Once again, the institution proved incapable of disciplining itself.
Once again, journalists were vital to the process of bringing injustice to light.
Back in the early '90s, VOL saw what was going on in The Episcopal Church and raised the alarm when the drive for homosexuality began to filter into the church. Integrity USA, began advocating for full LGBTQ+ inclusion within The Episcopal Church back in 1974, but got more strident over time. Soon after the AMIA was born and then the ACNA. The rest, as they say is history.
The Digital Disruption
Smith said it is important to acknowledge that we have undergone a massive technological revolution in the past 30 years, especially as it relates to communication. The Internet, cell phones, email, and in a single year -- 2007 -- we saw the advent of the iPhone, Facebook, and Twitter.
"The way we communicated with each other changed in 2007. And the way we got our news. And who we trusted. Our very language changed. We don't search for information, we google it. We don't ask friends or trusted advisors for help. We crowdsource the problem."
But this transformation of language runs far deeper than that. Words like "family" and "marriage" and "liberty," and "love" have new meanings. Meanings that would have been unrecognizable to anyone on either the political left or right, religious or secular, just a few decades ago.
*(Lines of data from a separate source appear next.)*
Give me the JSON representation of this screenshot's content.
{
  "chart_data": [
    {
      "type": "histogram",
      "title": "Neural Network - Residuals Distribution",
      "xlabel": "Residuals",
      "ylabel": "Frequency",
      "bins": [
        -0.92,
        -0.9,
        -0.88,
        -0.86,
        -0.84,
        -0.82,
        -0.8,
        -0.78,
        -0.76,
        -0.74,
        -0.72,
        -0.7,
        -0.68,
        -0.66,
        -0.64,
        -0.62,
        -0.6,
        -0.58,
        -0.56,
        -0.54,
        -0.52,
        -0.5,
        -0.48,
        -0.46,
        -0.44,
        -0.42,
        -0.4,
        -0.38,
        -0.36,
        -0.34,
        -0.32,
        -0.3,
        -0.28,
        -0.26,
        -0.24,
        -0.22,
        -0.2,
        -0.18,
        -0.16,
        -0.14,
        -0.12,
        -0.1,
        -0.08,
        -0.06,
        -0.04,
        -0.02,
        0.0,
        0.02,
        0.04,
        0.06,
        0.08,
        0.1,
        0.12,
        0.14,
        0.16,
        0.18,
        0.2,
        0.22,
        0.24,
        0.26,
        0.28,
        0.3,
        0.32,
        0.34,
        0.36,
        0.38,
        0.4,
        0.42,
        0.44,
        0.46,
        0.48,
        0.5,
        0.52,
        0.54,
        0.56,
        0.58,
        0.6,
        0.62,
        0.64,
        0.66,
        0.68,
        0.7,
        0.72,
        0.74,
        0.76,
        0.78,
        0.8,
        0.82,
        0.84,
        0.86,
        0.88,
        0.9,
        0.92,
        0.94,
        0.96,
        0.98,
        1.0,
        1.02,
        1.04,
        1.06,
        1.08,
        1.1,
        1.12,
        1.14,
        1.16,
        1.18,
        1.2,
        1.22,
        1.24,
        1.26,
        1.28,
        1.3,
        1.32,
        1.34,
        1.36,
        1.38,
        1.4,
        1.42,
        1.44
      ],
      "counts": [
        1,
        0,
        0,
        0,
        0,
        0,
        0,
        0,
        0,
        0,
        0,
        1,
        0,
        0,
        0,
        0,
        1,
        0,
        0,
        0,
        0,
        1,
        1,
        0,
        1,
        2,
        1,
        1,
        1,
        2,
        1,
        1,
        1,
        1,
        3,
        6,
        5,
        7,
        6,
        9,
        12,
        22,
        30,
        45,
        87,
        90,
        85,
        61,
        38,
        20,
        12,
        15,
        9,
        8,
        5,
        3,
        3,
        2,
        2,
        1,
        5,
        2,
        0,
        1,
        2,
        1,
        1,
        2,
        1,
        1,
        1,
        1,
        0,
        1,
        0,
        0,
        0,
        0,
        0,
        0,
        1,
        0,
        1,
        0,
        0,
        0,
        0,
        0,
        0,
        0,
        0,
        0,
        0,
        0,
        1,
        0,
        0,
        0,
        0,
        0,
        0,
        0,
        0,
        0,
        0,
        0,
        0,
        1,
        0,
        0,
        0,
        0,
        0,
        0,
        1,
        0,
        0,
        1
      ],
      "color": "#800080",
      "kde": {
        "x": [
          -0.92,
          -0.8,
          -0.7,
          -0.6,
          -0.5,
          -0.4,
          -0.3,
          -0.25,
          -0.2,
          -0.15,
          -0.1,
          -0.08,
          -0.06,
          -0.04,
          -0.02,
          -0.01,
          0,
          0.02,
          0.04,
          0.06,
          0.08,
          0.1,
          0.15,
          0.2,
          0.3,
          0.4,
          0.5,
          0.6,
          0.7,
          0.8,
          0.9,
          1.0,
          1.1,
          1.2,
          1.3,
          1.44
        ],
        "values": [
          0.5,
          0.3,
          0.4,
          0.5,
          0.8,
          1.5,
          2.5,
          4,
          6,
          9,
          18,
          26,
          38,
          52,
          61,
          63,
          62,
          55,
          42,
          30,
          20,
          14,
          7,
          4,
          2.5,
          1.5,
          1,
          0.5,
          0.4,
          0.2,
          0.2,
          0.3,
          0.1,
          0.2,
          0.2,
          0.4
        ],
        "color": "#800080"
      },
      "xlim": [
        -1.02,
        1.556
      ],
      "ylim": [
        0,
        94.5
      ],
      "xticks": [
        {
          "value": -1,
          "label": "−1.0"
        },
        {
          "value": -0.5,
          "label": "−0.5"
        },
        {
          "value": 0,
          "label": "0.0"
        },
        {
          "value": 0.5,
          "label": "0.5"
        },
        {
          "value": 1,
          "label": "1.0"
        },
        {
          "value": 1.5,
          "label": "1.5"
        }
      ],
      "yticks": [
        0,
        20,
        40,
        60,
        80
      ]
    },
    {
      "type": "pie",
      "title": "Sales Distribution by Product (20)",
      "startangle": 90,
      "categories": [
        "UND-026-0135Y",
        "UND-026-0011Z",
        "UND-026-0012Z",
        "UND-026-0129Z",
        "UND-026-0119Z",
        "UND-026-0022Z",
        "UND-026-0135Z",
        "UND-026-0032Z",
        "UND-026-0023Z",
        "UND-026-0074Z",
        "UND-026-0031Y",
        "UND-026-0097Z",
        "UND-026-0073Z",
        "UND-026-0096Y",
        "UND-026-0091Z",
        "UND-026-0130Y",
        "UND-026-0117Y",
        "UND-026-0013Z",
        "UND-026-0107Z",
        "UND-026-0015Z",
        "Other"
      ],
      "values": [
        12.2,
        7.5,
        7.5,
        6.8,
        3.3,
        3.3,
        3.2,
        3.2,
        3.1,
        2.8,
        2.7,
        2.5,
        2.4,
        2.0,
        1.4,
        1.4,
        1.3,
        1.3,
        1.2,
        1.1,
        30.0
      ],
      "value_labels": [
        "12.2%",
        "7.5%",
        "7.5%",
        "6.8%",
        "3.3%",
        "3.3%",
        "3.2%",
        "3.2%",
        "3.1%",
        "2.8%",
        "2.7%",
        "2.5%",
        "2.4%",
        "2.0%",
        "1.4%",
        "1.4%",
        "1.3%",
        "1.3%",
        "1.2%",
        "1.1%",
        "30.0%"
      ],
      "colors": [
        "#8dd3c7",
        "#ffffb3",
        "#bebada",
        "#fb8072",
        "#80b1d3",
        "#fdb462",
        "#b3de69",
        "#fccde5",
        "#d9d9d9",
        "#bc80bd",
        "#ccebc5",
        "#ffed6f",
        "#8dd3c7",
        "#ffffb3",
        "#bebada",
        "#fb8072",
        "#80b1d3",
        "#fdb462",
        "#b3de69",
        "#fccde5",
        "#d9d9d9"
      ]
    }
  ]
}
"When we, as journalists, look out at the world and rightly name what we see, we are doing nothing less than fulfilling the great commandment God gave to Adam in the Garden of Eden that I mentioned earlier: to 'name the animals.' When we do so, even when see are naming the brokenness of the world, we are fulfilling what the novelist and medical doctor Walker Percy called a diagnostic role," said Smith.
"This calling on your life, journalism, is a high and sacred calling. It is as old as the creation story, and it is made new and vital -- and essential -- by the current crisis in the evangelical church, which is -- at its core -- an inability to face the truth and tell the truth about itself and about the broken world in which we find ourselves."